Sumber: http://www.sahab.net/home/?p=1
Artikel www.KonsultasiSyariah.com
Halo,
BalasHapusApakah Anda secara finansial turun? adalah bisnis Anda menangis untuk kebangkitan keuangan, telah Anda mencari pinjaman di bank dan tangan pemberi pinjaman yang salah dan Anda di mana menolak? mencari lagi, beberapa pemberi pinjaman di sini tidak bersedia untuk membantu Anda, semua yang mereka inginkan adalah untuk merobek Anda uang Anda sulit diperoleh, menipu warga yang tidak bersalah dan meningkatkan rasa sakit mereka. Kami adalah pemberi pinjaman dapat diandalkan dan kami memulai program pinjaman ini untuk memberantas kemiskinan dan menciptakan kesempatan bagi yang kurang istimewa untuk memungkinkan mereka membangun sendiri dan menghidupkan kembali bisnis mereka.

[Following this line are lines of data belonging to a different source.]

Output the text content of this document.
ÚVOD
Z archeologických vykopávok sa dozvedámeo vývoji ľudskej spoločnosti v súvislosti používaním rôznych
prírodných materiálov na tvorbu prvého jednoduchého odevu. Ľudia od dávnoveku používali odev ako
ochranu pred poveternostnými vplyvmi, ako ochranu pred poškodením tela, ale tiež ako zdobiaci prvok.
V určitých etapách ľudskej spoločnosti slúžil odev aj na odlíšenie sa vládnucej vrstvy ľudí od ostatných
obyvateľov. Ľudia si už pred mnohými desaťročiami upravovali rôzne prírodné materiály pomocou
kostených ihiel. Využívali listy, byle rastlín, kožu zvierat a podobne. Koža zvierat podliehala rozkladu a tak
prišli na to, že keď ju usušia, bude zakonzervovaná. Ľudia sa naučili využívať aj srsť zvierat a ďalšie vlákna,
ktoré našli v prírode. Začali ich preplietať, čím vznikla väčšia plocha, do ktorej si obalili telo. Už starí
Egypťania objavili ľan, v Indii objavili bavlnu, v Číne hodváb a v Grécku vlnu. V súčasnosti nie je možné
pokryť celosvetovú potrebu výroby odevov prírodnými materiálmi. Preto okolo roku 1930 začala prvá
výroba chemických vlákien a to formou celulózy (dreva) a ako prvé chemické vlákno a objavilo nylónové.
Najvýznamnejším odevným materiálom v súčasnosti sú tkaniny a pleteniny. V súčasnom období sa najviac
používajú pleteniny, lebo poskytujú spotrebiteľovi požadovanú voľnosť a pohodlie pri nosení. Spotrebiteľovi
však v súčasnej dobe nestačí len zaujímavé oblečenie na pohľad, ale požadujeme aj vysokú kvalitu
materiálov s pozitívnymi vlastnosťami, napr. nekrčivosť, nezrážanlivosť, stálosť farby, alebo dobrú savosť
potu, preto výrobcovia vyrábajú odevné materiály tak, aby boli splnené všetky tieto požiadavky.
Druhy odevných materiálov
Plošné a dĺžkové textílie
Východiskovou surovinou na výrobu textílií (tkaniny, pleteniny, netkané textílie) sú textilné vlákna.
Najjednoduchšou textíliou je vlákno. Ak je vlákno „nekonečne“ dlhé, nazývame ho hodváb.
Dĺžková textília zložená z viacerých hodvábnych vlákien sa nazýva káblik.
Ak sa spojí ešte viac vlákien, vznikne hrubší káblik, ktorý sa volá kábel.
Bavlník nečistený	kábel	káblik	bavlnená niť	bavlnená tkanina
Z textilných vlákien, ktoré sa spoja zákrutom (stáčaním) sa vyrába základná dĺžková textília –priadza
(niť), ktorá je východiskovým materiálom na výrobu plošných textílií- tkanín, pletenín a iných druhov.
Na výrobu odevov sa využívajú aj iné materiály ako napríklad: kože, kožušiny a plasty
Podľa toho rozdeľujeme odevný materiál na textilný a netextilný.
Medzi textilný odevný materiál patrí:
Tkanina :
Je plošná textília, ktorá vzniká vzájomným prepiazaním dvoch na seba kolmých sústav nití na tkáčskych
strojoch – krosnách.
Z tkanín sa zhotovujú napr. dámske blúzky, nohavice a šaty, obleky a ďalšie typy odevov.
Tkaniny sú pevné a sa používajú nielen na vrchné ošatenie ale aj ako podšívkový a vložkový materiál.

Untuk informasi lebih lanjut, Anda dapat menghubungi kami melalui email: anitacharlesqualityloanfirm@gmail.com dan mengisi formulir di bawah ini.
Peminjam DATA.
1) Nama Lengkap: ......... 2) Negara: ...... 3) Alamat: ......... 4) Jenis kelamin: ..................
5) Status Pernikahan: ... ..... 6) Pekerjaan: .......... Nomor 7) Telepon: ........................... 8) Saat ini posisi di tempat kerja: .... ............ 9) Monthlyincome ...... ...................
10) Pinjaman Durasi: ............... 11) Tujuan Pinjaman: ............... 12) Agama: ............
13) Tanggal lahir: ........................
silahkan mengajukan permohonan perusahaan yang sah, keberhasilan Anda adalah tujuan kami.